This is the sixth day of my participation in Gwen Challenge

Reverse a linked list

Topic describes

Define a function that takes the head node of a linked list, reverses the list, and outputs the head node of the reversed list.

Example 1:

Input: 1->2->3->4->5->NULL Output: 5->4->3->2->1->NULLCopy the code

limit

  • 0 <= Number of nodes <= 5000

Thought analysis

List inversion problems we’ve encountered before, this time using a recursive solution, list plus recursion, in the algorithm these two kinds of problems are very difficult to write. The recursive solution method should first find the termination conditions of recursion, then decompose the big problems into small problems, and summarize the general rules of these problems.

Let’s consider the boundary problem first, and return if the list is empty.

ListNode newHead = reverseList(head.next); ListNode newHead = reverseList(head.next. Next = head; Next = null, and then returns the newHead after the inversion, which is newHead.

Keep recursing, because every recursion reverses with a 5, so the final return is newHead.

The code shown

Solution a: time complexity is O (n) 2 (2 ^ n)} {O O (2 n), and space complexity is O (1) (1)} {O O (1).

    public ListNode reverseList(ListNode head) { / / the 1-2-3-4-5

        if (head == null) {// Is null
            return head;
        }

        if (head.next == null) {return head;
        }
        ListNode newNode = reverseList(head.next);

        head.next.next = head;  //4.next.next = 4 5.next = 4
        head.next = null;
        return newNode;

    }
Copy the code

After the command is executed, a success message is displayed

Answer successful: Execution time :0 ms, beat 100.00% Java user memory consumption :38.4 MB, beat 17.56% Java usersCopy the code

summary

Recursion, there is first “recursion” and then “return”, “recursion” means that the problem is broken down into sub-problems to solve, sub-problems are broken down into sub-problems,… , until the disassembled sub-problem does not need to be disassembled into finer sub-problems (that is, it can be solved), “return” means that the smallest sub-problem is solved, then its upper sub-problems are solved, the upper sub-problems are solved, and the upper sub-problems are naturally solved,…. Until the original problem is solved.

Print the linked list from end to end

Topic describes

Enter the head node of a linked list and return the value of each node from end to end (as an array).

Example 1:

Input: head = [1,3,2] output: [2,3,1]Copy the code

limit

  • 0 <= List length <= 10000

Thought analysis

Printing the list from end to end, it’s easy to think of recursion, always determining if it’s tail, and if it’s not tail, move on to the next list. This type of problem is very easy to solve recursively.
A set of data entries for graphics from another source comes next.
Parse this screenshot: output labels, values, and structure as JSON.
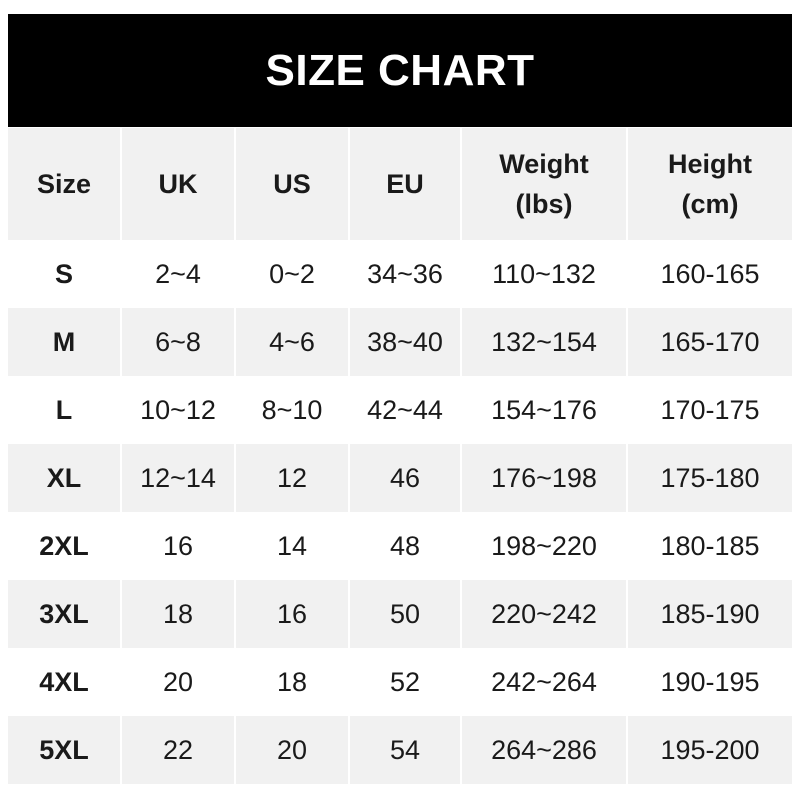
{
  "title": "SIZE CHART",
  "headers": [
    "Size",
    "UK",
    "US",
    "EU",
    "Weight\n(lbs)",
    "Height\n(cm)"
  ],
  "header_lines": [
    [
      "Size"
    ],
    [
      "UK"
    ],
    [
      "US"
    ],
    [
      "EU"
    ],
    [
      "Weight",
      "(lbs)"
    ],
    [
      "Height",
      "(cm)"
    ]
  ],
  "rows": [
    [
      "S",
      "2~4",
      "0~2",
      "34~36",
      "110~132",
      "160-165"
    ],
    [
      "M",
      "6~8",
      "4~6",
      "38~40",
      "132~154",
      "165-170"
    ],
    [
      "L",
      "10~12",
      "8~10",
      "42~44",
      "154~176",
      "170-175"
    ],
    [
      "XL",
      "12~14",
      "12",
      "46",
      "176~198",
      "175-180"
    ],
    [
      "2XL",
      "16",
      "14",
      "48",
      "198~220",
      "180-185"
    ],
    [
      "3XL",
      "18",
      "16",
      "50",
      "220~242",
      "185-190"
    ],
    [
      "4XL",
      "20",
      "18",
      "52",
      "242~264",
      "190-195"
    ],
    [
      "5XL",
      "22",
      "20",
      "54",
      "264~286",
      "195-200"
    ]
  ],
  "colors": {
    "title_bg": "#000000",
    "stripe": "#f1f1f1"
  }
}
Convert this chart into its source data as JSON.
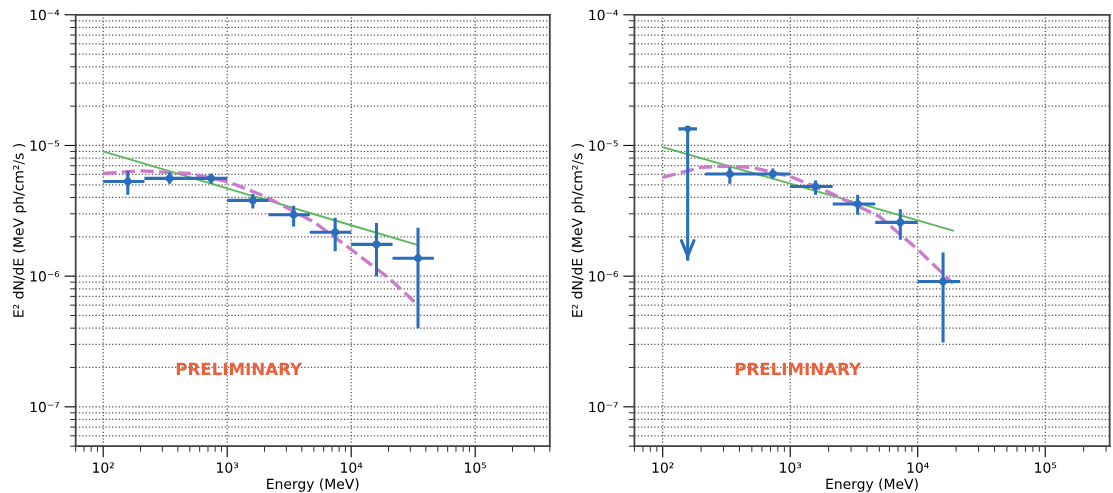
{
  "chart_data": [
    {
      "type": "scatter",
      "xlabel": "Energy (MeV)",
      "ylabel": "E² dN/dE (MeV ph/cm²/s )",
      "log": "xy",
      "grid": true,
      "legend": false,
      "xlim": [
        60,
        400000
      ],
      "ylim": [
        5e-08,
        0.0001
      ],
      "xticks": [
        {
          "value": 100,
          "label": "10²"
        },
        {
          "value": 1000,
          "label": "10³"
        },
        {
          "value": 10000,
          "label": "10⁴"
        },
        {
          "value": 100000,
          "label": "10⁵"
        }
      ],
      "yticks": [
        {
          "value": 1e-07,
          "label": "10⁻⁷"
        },
        {
          "value": 1e-06,
          "label": "10⁻⁶"
        },
        {
          "value": 1e-05,
          "label": "10⁻⁵"
        },
        {
          "value": 0.0001,
          "label": "10⁻⁴"
        }
      ],
      "annotations": [
        "PRELIMINARY"
      ],
      "series": [
        {
          "type": "scatter",
          "color": "#2a6ebb",
          "marker": "circle",
          "x": [
            158,
            343,
            743,
            1610,
            3435,
            7430,
            16000,
            34600
          ],
          "values": [
            5.3e-06,
            5.6e-06,
            5.6e-06,
            3.8e-06,
            2.95e-06,
            2.17e-06,
            1.75e-06,
            1.37e-06
          ],
          "errors": [
            [
              4.2e-06,
              6.4e-06
            ],
            [
              5.1e-06,
              6.2e-06
            ],
            [
              5.1e-06,
              6.1e-06
            ],
            [
              3.3e-06,
              4.25e-06
            ],
            [
              2.4e-06,
              3.45e-06
            ],
            [
              1.55e-06,
              2.8e-06
            ],
            [
              1e-06,
              2.55e-06
            ],
            [
              4e-07,
              2.35e-06
            ]
          ],
          "xerrors": [
            [
              100,
              215
            ],
            [
              215,
              464
            ],
            [
              464,
              1000
            ],
            [
              1000,
              2154
            ],
            [
              2154,
              4642
            ],
            [
              4642,
              10000
            ],
            [
              10000,
              21544
            ],
            [
              21544,
              46416
            ]
          ]
        },
        {
          "type": "line",
          "color": "#5cb85c",
          "line_style": "solid",
          "x": [
            100,
            1000,
            10000,
            34600
          ],
          "values": [
            9e-06,
            4.7e-06,
            2.45e-06,
            1.73e-06
          ]
        },
        {
          "type": "line",
          "color": "#cc7acc",
          "line_style": "dashed",
          "x": [
            100,
            200,
            500,
            1000,
            2000,
            5000,
            10000,
            20000,
            34600
          ],
          "values": [
            6.1e-06,
            6.4e-06,
            6.1e-06,
            5.3e-06,
            4.1e-06,
            2.6e-06,
            1.6e-06,
            9.7e-07,
            6e-07
          ]
        }
      ]
    },
    {
      "type": "scatter",
      "xlabel": "Energy (MeV)",
      "ylabel": "E² dN/dE (MeV ph/cm²/s )",
      "log": "xy",
      "grid": true,
      "legend": false,
      "xlim": [
        60,
        320000
      ],
      "ylim": [
        5e-08,
        0.0001
      ],
      "xticks": [
        {
          "value": 100,
          "label": "10²"
        },
        {
          "value": 1000,
          "label": "10³"
        },
        {
          "value": 10000,
          "label": "10⁴"
        },
        {
          "value": 100000,
          "label": "10⁵"
        }
      ],
      "yticks": [
        {
          "value": 1e-07,
          "label": "10⁻⁷"
        },
        {
          "value": 1e-06,
          "label": "10⁻⁶"
        },
        {
          "value": 1e-05,
          "label": "10⁻⁵"
        },
        {
          "value": 0.0001,
          "label": "10⁻⁴"
        }
      ],
      "annotations": [
        "PRELIMINARY"
      ],
      "series": [
        {
          "type": "scatter",
          "color": "#2a6ebb",
          "marker": "none",
          "x": [
            157
          ],
          "values": [
            1.34e-05
          ],
          "errors": [
            [
              1.33e-06,
              1.34e-05
            ]
          ]
        },
        {
          "type": "scatter",
          "color": "#2a6ebb",
          "marker": "circle",
          "x": [
            336,
            730,
            1580,
            3380,
            7300,
            15800
          ],
          "values": [
            6.05e-06,
            6.05e-06,
            4.85e-06,
            3.57e-06,
            2.58e-06,
            9.1e-07
          ],
          "errors": [
            [
              5.1e-06,
              6.8e-06
            ],
            [
              5.6e-06,
              6.65e-06
            ],
            [
              4.2e-06,
              5.4e-06
            ],
            [
              2.95e-06,
              4.2e-06
            ],
            [
              1.9e-06,
              3.25e-06
            ],
            [
              3.1e-07,
              1.52e-06
            ]
          ],
          "xerrors": [
            [
              215,
              464
            ],
            [
              464,
              1000
            ],
            [
              1000,
              2154
            ],
            [
              2154,
              4642
            ],
            [
              4642,
              10000
            ],
            [
              10000,
              21544
            ]
          ]
        },
        {
          "type": "line",
          "color": "#5cb85c",
          "line_style": "solid",
          "x": [
            100,
            1000,
            10000,
            18900
          ],
          "values": [
            9.7e-06,
            5.1e-06,
            2.67e-06,
            2.23e-06
          ]
        },
        {
          "type": "line",
          "color": "#cc7acc",
          "line_style": "dashed",
          "x": [
            100,
            200,
            300,
            500,
            1000,
            2000,
            5000,
            10000,
            18900
          ],
          "values": [
            5.7e-06,
            6.8e-06,
            6.95e-06,
            6.8e-06,
            5.8e-06,
            4.4e-06,
            2.86e-06,
            1.6e-06,
            8.8e-07
          ]
        }
      ]
    }
  ]
}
We also need a list to store the data in the linked list, and then put it into an array.

Of course, we can also use the stack to answer this problem, the use of the characteristics of the stack, first traversed the list into the stack, and then out of the stack, you can print the list from the end.

The code shown

Solution one: Time complexity is O(n){O(n)}O(n), space complexity is O(n){O(n)}O(n).

    List<Integer> list = new ArrayList<>();
    public int[] reversePrint(ListNode head) {
        recursion(head);
        int[] temp = new int[list.size()];
        for (int i = 0; i < list.size(); i++){ temp[i] = list.get(i); }return temp;
    }

    public void recursion(ListNode p){
        if (p == null) {return;
        }
        recursion(p.next);
        list.add(p.val);
    }
Copy the code

Solution two: traversing the linked list, using the characteristics of stack advanced after out, time complexity is O(n){O(n)}O(n), space complexity is O(n){O(n)}O(n).

    public int[] reversePrint(ListNode head) {
        Stack<Integer> stack = new Stack<>();
        if (head == null) {return new int[0];
        }
        while(head ! =null){
            stack.push(head.val);
            head = head.next;
        }
        int size = stack.size();
        int[] arr = new int[size];
        int i = 0;
        while(! stack.isEmpty()){ arr[i++] = stack.pop(); }return arr;
    }
Copy the code

summary

It’s easy to think of a recursive solution to print the list from end to end, but we can also take advantage of the stack data structure to solve the problem.